Preferiu, até o fim, correr riscos do que causá-los a outros. Era quem mais se aproximava do homem novo que tínhamos como meta: o indivíduo livre da ganância e do egoísmo, totalmente voltado para o bem comum, que construiria a si próprio à medida que fosse construindo a sociedade nova.

LESA-HUMANIDADE – No outro extremo, a cidade paulista de São Carlos houve por mal ter uma rua com o nome de Sérgio Paranhos Fleury, o que levou os grupos Tortura Nunca Mais de SP e RJ a protestarem energicamente:

– Este delegado de Polícia, integrante do Esquadrão da Morte, em São Paulo nos anos de 1960, tornou-se um dos principais agentes do terrorismo de Estado que se instaurou em nosso país oficialmente após o AI-5. (...) Entendemos que tal "homenagem" produz uma memória que enaltece os crimes de lesa-humanidade cometidos por estes agentes.

Trocando em miúdos: atuando no radiopatrulhamento de São Paulo, Fleury organizou um grupo de extermínio semiclandestino chamado Esquadrão da Morte, que, aparentemente, queria livrar a sociedade de suas ervas daninhas.

Requisitado pelo Departamento Estadual de Ordem Política e Social, alcançou repercussão nacional ao comandar a operação que resultou na morte do guerrilheiro Carlos Marighella. Graças à censura, a opinião pública não foi informada das torturas brutais mediante as quais chegou ao seu alvo, nem que organizou a emboscada de forma tão canhestra que o fogo cruzado acabou matando também uma policial e o motorista de um veículo que trafegava na região.

Responsável por um festival de horrores, incluindo a execução de prisioneiros como Devanir José de Carvalho, Fleury ainda cedia seu sítio como aparelho clandestino para os serviços sujos da repressão. Por lá passou Eduardo Leite, o Bacuri, no longo calvário que antecedeu seu assassinato.

Apesar das evidências gritantes da responsabilidade de Fleury nos crimes do Esquadrão da Morte, a ditadura militar não deixava que o bravo promotor Hélio Bicudo o colocasse na cadeia. Chegou até a criar uma lei com o único objetivo de impedir que, pronunciado, Fleury tivesse de aguardar preso o julgamento.

O guarda-chuva protetor só foi retirado quando Bicudo conseguiu provar que Fleury não eliminava marginais em benefício da sociedade, mas sim para fazer jus às recompensas de um grande traficante, empenhado em livrar-se da concorrência.

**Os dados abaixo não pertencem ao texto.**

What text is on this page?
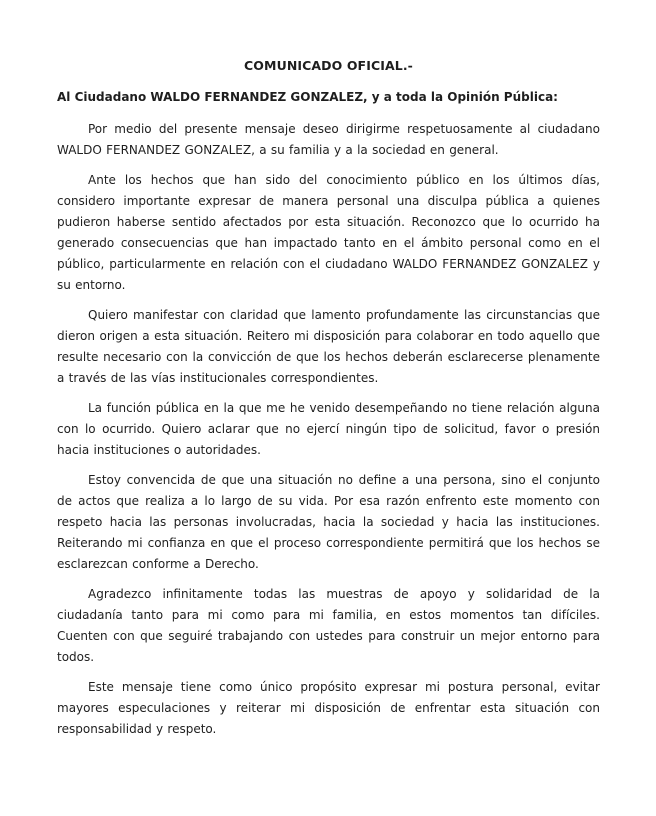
COMUNICADO OFICIAL.-
Al Ciudadano WALDO FERNANDEZ GONZALEZ, y a toda la Opinión Pública:

Por medio del presente mensaje deseo dirigirme respetuosamente al ciudadano WALDO FERNANDEZ GONZALEZ, a su familia y a la sociedad en general.

Ante los hechos que han sido del conocimiento público en los últimos días, considero importante expresar de manera personal una disculpa pública a quienes pudieron haberse sentido afectados por esta situación. Reconozco que lo ocurrido ha generado consecuencias que han impactado tanto en el ámbito personal como en el público, particularmente en relación con el ciudadano WALDO FERNANDEZ GONZALEZ y su entorno.

Quiero manifestar con claridad que lamento profundamente las circunstancias que dieron origen a esta situación. Reitero mi disposición para colaborar en todo aquello que resulte necesario con la convicción de que los hechos deberán esclarecerse plenamente a través de las vías institucionales correspondientes.

La función pública en la que me he venido desempeñando no tiene relación alguna con lo ocurrido. Quiero aclarar que no ejercí ningún tipo de solicitud, favor o presión hacia instituciones o autoridades.

Estoy convencida de que una situación no define a una persona, sino el conjunto de actos que realiza a lo largo de su vida. Por esa razón enfrento este momento con respeto hacia las personas involucradas, hacia la sociedad y hacia las instituciones. Reiterando mi confianza en que el proceso correspondiente permitirá que los hechos se esclarezcan conforme a Derecho.

Agradezco infinitamente todas las muestras de apoyo y solidaridad de la ciudadanía tanto para mi como para mi familia, en estos momentos tan difíciles. Cuenten con que seguiré trabajando con ustedes para construir un mejor entorno para todos.

Este mensaje tiene como único propósito expresar mi postura personal, evitar mayores especulaciones y reiterar mi disposición de enfrentar esta situación con responsabilidad y respeto.
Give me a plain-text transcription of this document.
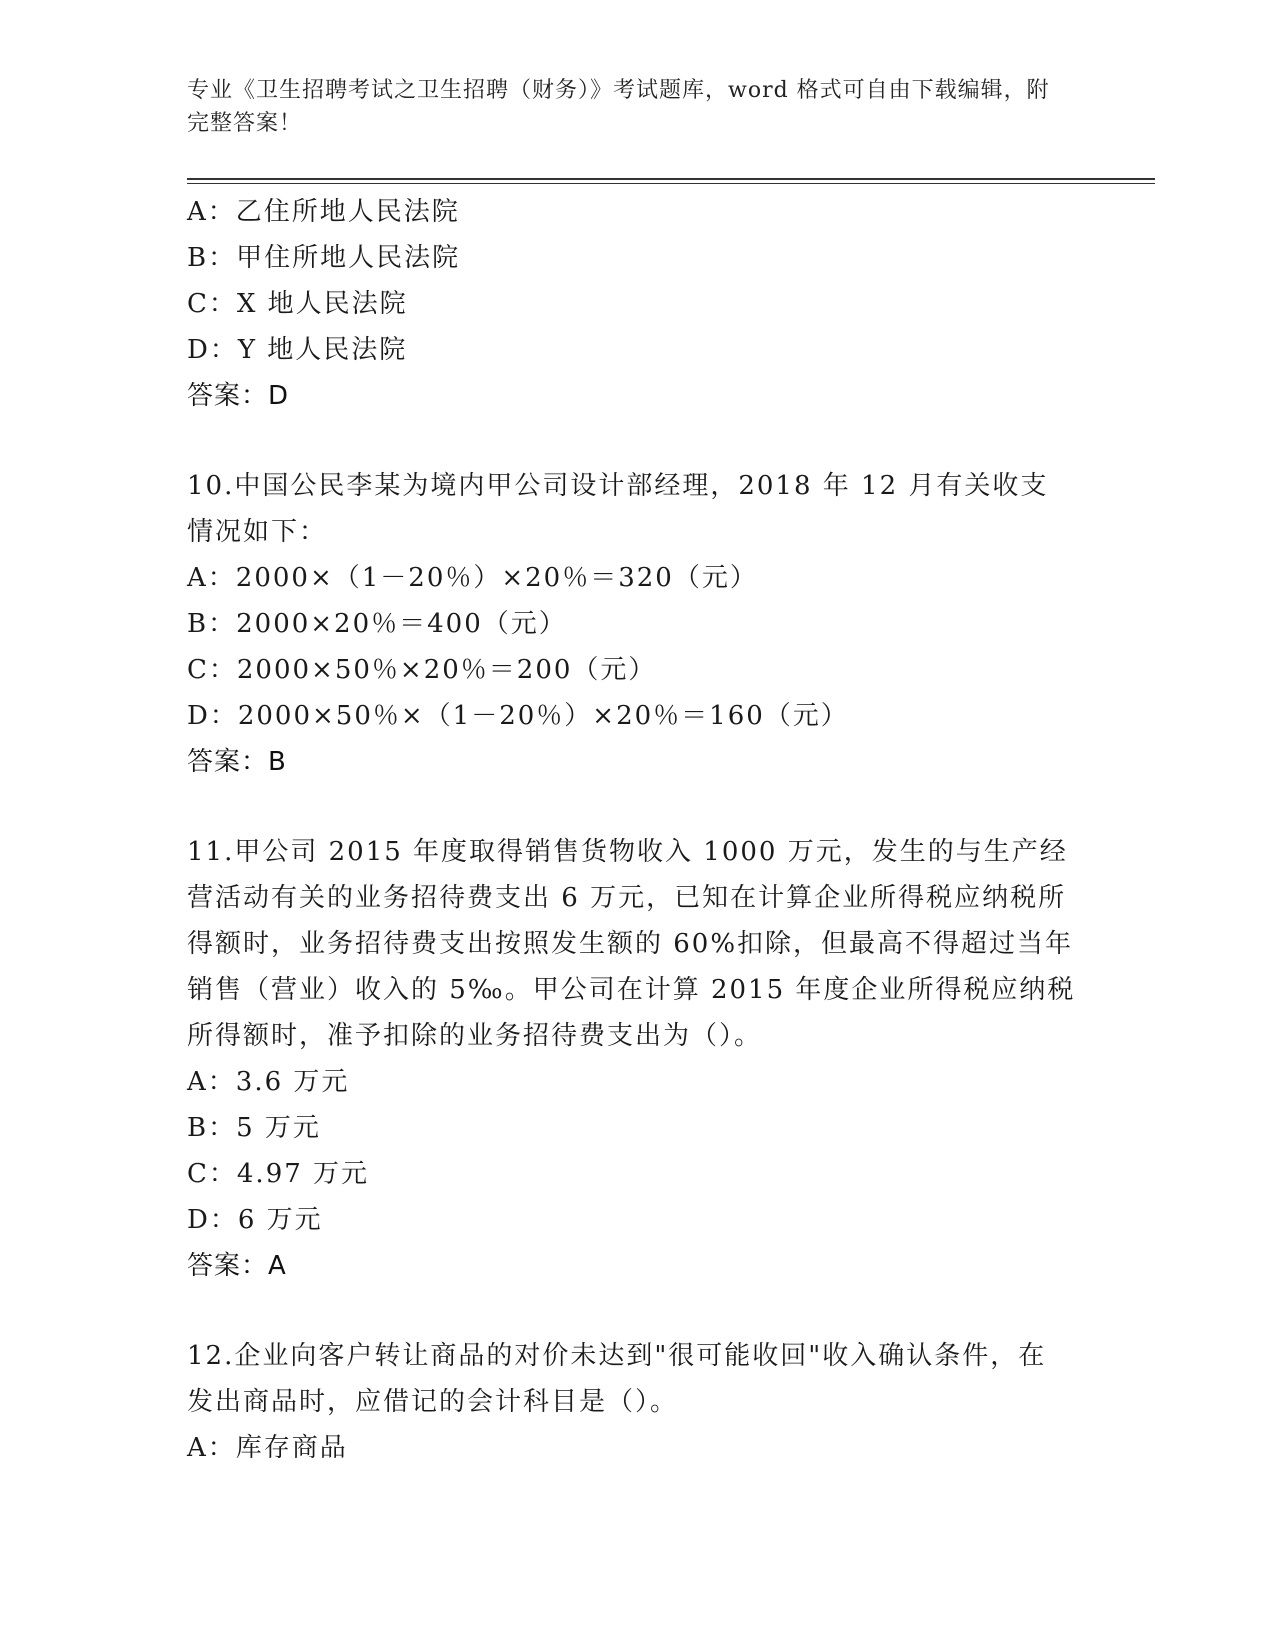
专业《卫生招聘考试之卫生招聘（财务）》考试题库，word 格式可自由下载编辑，附完整答案！
A：乙住所地人民法院
B：甲住所地人民法院
C：X 地人民法院
D：Y 地人民法院
答案：D
10.中国公民李某为境内甲公司设计部经理，2018 年 12 月有关收支情况如下：
A：2000×（1－20％）×20％＝320（元）
B：2000×20％＝400（元）
C：2000×50％×20％＝200（元）
D：2000×50％×（1－20％）×20％＝160（元）
答案：B
11.甲公司 2015 年度取得销售货物收入 1000 万元，发生的与生产经营活动有关的业务招待费支出 6 万元，已知在计算企业所得税应纳税所得额时，业务招待费支出按照发生额的 60%扣除，但最高不得超过当年销售（营业）收入的 5‰。甲公司在计算 2015 年度企业所得税应纳税所得额时，准予扣除的业务招待费支出为（）。
A：3.6 万元
B：5 万元
C：4.97 万元
D：6 万元
答案：A
12.企业向客户转让商品的对价未达到"很可能收回"收入确认条件，在发出商品时，应借记的会计科目是（）。
A：库存商品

Moralistas, os generais admitiam acobertar um justiceiro, mas não um capanga da contravenção.

Para piorar, com o fim da luta armada haviam terminado também as recompensas que os empresários direitistas ofereciam pela prisão ou morte dos revolucionários; e os rapinantes da repressão já não podiam mais apropriar-se dos bens de suas vítimas, outra das fontes de renda que lhes permitira viver muito acima de suas posses.

Fleury, dono de uma lancha, teria morrido ao cair na água. Falou-se muito em queima de arquivo: sem conseguir mais sustentar o vício que teria (cocaína), ele estaria exigindo dinheiro de seus antigos financiadores para não trombetear o que sabia. Como entre eles havia até sádicos que atuaram como torturadores voluntários de presos políticos, dá para imaginar o efeito devastador de uma chantagem dessas... e as prováveis conseqüências.

Nem mesmo os neo-integralistas gostam de mirar-se num exemplo desses, preferindo esquecer que Fleury existiu. Os vereadores de São Carlos provavelmente não sabiam de quem se tratava.

Independentemente do desfecho deste episódio, será sempre uma gota d’água no oceano. Uma busca no Google revela a existência, p. ex., de várias ruas com o nome de Filinto Muller, o torturador-símbolo da ditadura getulista, que chegava a ser comparado aos carrascos da Gestapo.

Para não falar das avenidas Presidente Médici que há no País inteiro, homenageando quem nunca foi presidente eleito pelo povo, mas sim ditador empossado pelas baionetas, sendo responsável pelo período mais tenebroso da História brasileira.